The lawyer recalls that he was encouraged by developments relating to atrocities carried about by the military regime in Argentina:
“The Spanish National Court had admitted in 1996 a lawsuit filed by victims of torture and enforced disappearances in Argentina after Parliament had ruled in 1985 that universal jurisdiction could be applied in cases of crimes against humanity, terrorism and genocide”.
Garcés filed a similar lawsuit on Chile, and his team started to gather evidence before the Spanish National Court. Dozens of victims of the Chilean military's repression travelled to Spain to give testimonies:
“We were waiting for the appropriate moment to ask for an international arrest warrant against Pinochet. It was a complex issue. We had to wait until he travelled to a country with a judiciary that was powerful and independent enough to resist the political and diplomatic pressure that his detention would cause.”
That moment arrived when Pinochet’s visit to the UK was confirmed. On 15 October, Garcés' team filed a motion for a Pinochet's arrest warrant before the Spanish National Court to extradite him to Spain to stand trial. It was sent to the UK authorities and, early the next day, Pinochet was placed under arrest. He was held in custody at The Clinic, an expensive private hospital where he had just had an operation.
It was the first time a former head of state had been arrested based on the principle of universal jurisdiction.
Garcés’ team then worked with Amnesty International to support the extradition request. The organization took a leading role in trying to ensure the then retired general would be sent to Spain to face trial, as Shoppeé explains:
"Pinochet’s detention was a milestone in the struggle for human rights. We could not let it be just a four-sentence piece in a newspaper. We had to seize the opportunity and help bring him before a court."

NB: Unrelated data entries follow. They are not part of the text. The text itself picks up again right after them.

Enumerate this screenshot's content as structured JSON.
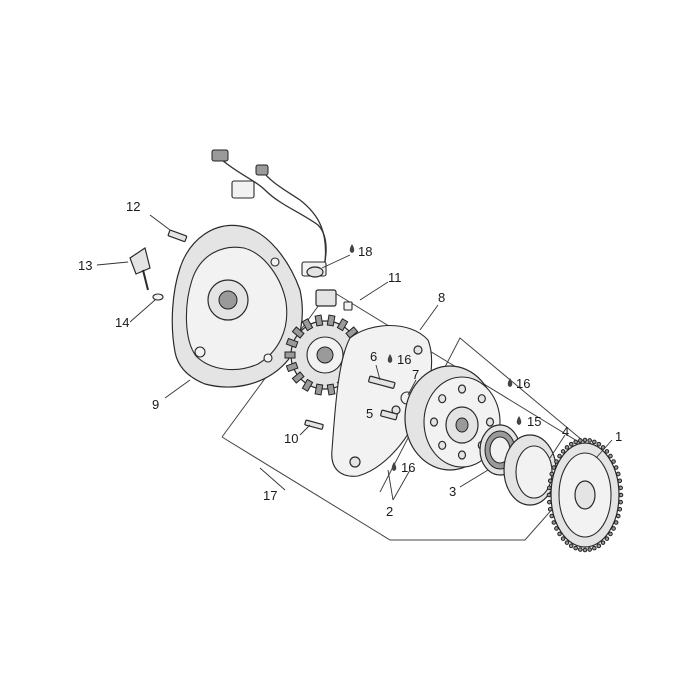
{
  "callouts": {
    "c1": "1",
    "c2": "2",
    "c3": "3",
    "c4": "4",
    "c5": "5",
    "c6": "6",
    "c7": "7",
    "c8": "8",
    "c9": "9",
    "c10": "10",
    "c11": "11",
    "c12": "12",
    "c13": "13",
    "c14": "14",
    "c15": "15",
    "c16a": "16",
    "c16b": "16",
    "c16c": "16",
    "c17": "17",
    "c18": "18"
  }
}
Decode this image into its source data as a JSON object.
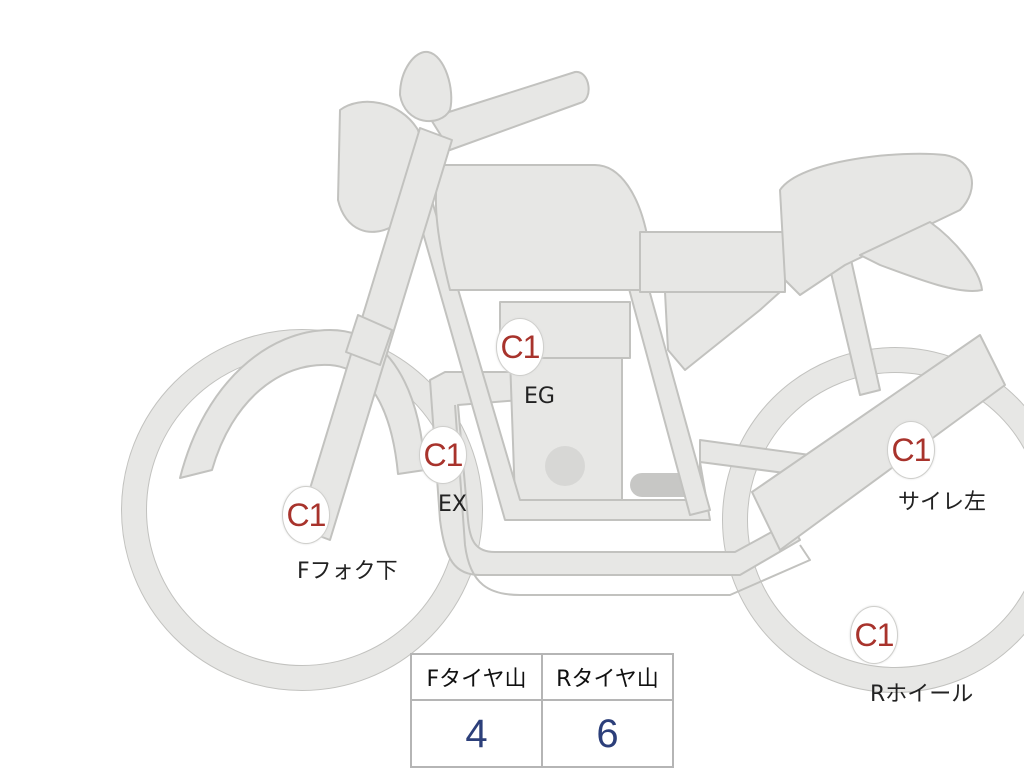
{
  "colors": {
    "body_fill": "#e7e7e5",
    "body_stroke": "#c2c2bf",
    "marker_text": "#a8332c",
    "value_text": "#2c3f7a",
    "table_border": "#b5b5b5"
  },
  "markers": [
    {
      "code": "C1",
      "label": "EG"
    },
    {
      "code": "C1",
      "label": "EX"
    },
    {
      "code": "C1",
      "label": "Fフォク下"
    },
    {
      "code": "C1",
      "label": "サイレ左"
    },
    {
      "code": "C1",
      "label": "Rホイール"
    }
  ],
  "tire_table": {
    "headers": [
      "Fタイヤ山",
      "Rタイヤ山"
    ],
    "values": [
      "4",
      "6"
    ]
  }
}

UK magistrates ruled in 1999 that Pinochet should be extradited to Spain, but it never happened. The then UK Home Secretary Jack Straw ordered his release on health grounds in 2000, after a controversial medical test stated Pinochet was not fit to appear before a court and he returned to Chile a free man that same year.
Garcés and Shoppeé believe that politics came into play. However, they agree that, although the outcome of Pinochet's detention was not as they had hoped, it was an essential turning point in the fight against for human rights. Garcés says:
“English magistrates took the process seriously and, finally, the prevalent position was the one we thought was in line with the international law. But at the end of the day the British government did not allow it to happen because of political pressure from the Chilean and Spanish governments and economic, diplomatic and other dark interests."
“We should not forget that Pinochet died as a fugitive from justice. He was clear that international society saw him as a criminal."
On the day of Pinochet's return to Chile, dozens of judicial requests against him began. Shoppeé says:
“Pinochet did not come back to Chile as an innocent man - as a former president unfairly accused - but as a person guilty of human rights violations whose extradition had not been allowed for health reasons."
“The victims’ claims were again a public issue. Chile had changed. It was no more the Chile I had visited in March 1998, where nobody wanted to speak out about the military government’s crimes against humanity. Chile had to face the atrocities of its past - a past the country was denying until Pinochet was put under custody in London.”